Thursday, September 20, 2007

Yesterday morning J had Creative Writing class. She really likes it, and I'm so happy there's something like this for her. The woman running it is a children's book author and knows how to get the kids excited about writing. They'd left off before the summer with some "homework" that I completely forgot about. So I mentioned it to J before the class and told her not to worry about it, she could hand it in next class if she wanted to. J said, Oh, I already did that a long time ago. I was totally shocked. She pulled it up out of the MS documents and I printed it for her. It was really good, too. It was basically character description built into a 3 paragraph story. It was about orphan children, the nuns who ran the orphanage, and the relationships between the characters. Blew me away.

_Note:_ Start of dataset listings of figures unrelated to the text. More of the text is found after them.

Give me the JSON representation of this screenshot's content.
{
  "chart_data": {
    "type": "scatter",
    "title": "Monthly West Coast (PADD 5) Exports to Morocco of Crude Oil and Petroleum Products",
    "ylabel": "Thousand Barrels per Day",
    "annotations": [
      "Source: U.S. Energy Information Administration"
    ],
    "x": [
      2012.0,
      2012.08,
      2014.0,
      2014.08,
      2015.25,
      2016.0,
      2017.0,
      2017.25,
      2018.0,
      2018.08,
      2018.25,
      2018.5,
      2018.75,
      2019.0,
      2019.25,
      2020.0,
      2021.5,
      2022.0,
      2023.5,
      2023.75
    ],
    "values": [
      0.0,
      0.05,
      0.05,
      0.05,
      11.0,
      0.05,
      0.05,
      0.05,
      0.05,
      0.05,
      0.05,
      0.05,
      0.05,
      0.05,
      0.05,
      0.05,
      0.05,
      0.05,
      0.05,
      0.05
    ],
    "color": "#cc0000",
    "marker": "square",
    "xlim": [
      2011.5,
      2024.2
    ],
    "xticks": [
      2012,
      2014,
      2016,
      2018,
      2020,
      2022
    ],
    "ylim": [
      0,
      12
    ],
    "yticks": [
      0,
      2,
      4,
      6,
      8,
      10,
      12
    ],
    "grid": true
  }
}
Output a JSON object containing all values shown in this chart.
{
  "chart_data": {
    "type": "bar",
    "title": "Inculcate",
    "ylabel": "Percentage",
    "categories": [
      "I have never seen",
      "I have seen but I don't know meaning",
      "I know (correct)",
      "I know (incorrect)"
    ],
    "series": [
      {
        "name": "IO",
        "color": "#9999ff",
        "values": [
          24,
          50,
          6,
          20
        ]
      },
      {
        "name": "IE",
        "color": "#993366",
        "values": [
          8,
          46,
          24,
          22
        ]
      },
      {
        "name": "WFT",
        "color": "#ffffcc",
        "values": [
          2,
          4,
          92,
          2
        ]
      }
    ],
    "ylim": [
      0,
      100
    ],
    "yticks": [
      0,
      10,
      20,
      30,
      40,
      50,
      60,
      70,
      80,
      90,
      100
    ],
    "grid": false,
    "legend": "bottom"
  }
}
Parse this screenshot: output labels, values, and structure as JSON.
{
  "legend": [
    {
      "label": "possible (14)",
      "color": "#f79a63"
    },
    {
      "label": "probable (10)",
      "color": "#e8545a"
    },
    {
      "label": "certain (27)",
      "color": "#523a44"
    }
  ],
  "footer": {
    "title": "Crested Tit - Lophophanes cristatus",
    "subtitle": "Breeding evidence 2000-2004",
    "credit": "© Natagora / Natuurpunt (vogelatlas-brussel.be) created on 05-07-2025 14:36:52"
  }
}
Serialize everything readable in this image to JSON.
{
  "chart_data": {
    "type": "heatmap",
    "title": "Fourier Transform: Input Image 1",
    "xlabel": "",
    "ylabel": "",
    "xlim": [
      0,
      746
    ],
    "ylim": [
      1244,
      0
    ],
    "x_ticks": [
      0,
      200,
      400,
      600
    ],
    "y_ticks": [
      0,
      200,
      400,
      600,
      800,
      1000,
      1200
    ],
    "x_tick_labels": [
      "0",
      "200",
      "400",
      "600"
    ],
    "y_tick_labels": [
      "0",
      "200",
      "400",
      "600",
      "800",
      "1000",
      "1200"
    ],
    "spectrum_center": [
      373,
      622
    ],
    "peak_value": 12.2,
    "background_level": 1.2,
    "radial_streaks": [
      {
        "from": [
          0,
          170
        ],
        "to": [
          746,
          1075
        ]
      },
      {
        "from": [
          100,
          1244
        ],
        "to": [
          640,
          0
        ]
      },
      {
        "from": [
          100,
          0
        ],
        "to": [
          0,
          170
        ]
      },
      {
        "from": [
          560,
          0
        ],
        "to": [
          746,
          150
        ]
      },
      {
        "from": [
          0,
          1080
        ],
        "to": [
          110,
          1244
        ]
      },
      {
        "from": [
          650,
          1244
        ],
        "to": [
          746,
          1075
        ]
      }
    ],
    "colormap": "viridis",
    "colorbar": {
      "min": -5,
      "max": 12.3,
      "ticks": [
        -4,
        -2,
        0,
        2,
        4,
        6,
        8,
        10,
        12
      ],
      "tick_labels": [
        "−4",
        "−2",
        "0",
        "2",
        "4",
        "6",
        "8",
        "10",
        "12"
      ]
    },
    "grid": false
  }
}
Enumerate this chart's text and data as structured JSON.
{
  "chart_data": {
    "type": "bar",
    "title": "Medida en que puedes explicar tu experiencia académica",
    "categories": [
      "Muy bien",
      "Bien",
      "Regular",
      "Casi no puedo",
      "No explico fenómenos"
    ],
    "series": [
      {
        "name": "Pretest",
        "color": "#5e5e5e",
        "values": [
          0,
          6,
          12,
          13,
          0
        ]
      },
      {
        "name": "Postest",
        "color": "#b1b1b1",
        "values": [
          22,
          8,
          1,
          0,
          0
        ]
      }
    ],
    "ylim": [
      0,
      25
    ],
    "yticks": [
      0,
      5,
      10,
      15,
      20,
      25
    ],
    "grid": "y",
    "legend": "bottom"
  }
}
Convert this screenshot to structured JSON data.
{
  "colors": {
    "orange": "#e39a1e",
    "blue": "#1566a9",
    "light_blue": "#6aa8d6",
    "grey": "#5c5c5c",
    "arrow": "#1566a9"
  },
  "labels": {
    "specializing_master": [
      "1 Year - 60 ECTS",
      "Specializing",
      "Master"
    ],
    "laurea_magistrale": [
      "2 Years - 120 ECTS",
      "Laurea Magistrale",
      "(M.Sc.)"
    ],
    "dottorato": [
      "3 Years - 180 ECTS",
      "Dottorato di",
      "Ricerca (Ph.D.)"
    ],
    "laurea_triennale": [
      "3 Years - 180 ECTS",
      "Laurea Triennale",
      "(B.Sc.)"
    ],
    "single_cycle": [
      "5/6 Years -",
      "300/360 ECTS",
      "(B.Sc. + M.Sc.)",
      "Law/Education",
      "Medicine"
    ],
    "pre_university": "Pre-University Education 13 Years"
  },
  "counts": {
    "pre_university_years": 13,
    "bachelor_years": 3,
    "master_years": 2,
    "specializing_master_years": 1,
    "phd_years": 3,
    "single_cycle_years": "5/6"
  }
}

Today the kids couldn't wait to get onto the academics. They're both excited to finish The Witches so we can rent the movie. We're about half-way through. J's copywork was 2 short poems - one by D.H. Lawrence and the other by John Fuller. W is doing the Kumon Writing Sentences workbook and today we discussed nouns, verbs, adjectives, capitalization, and periods. J's math was subtraction with large digit decimals, perimeter, and calculating time lapse in her head. W's math was some more single-digit addition and I introduced him to the number line to help with it. He loves that and this evening, showed B how he does it. He also drew hands on clocks to show the correct time.

The afternoon was spend running errands and J had dance from 4-6:30pm. Today was Acro and Junior Company Jazz. The instructor announced to the class that J was the only one who got the routine right "because she seems to be the only one concentrating and paying attention". My J, who was told over and over that she has attention problems, can't focus, and surely needs medication, was complimented for paying attention. I've always said her "problem" was only apparent in school and they wanted her on medication because God forbid a child in their mecca of conformity tends to think outside the box and has her own way of doing things. Drug her up so she can be the conciliatory robot they want her to be. Ugh, I cringe when I think about it. She is the one who requested a structured homeschool morning. She focuses completely on what she's doing, never whines or complains about it, is incredibly proud of it all - then asks for more. She is an amazing example for her brother, who also is excited about his work. He does most of it on his own while I do other things, and loves to "surprise" me when he's done. Every day they confirm for me why we homeschool. I couldn't be more proud of them.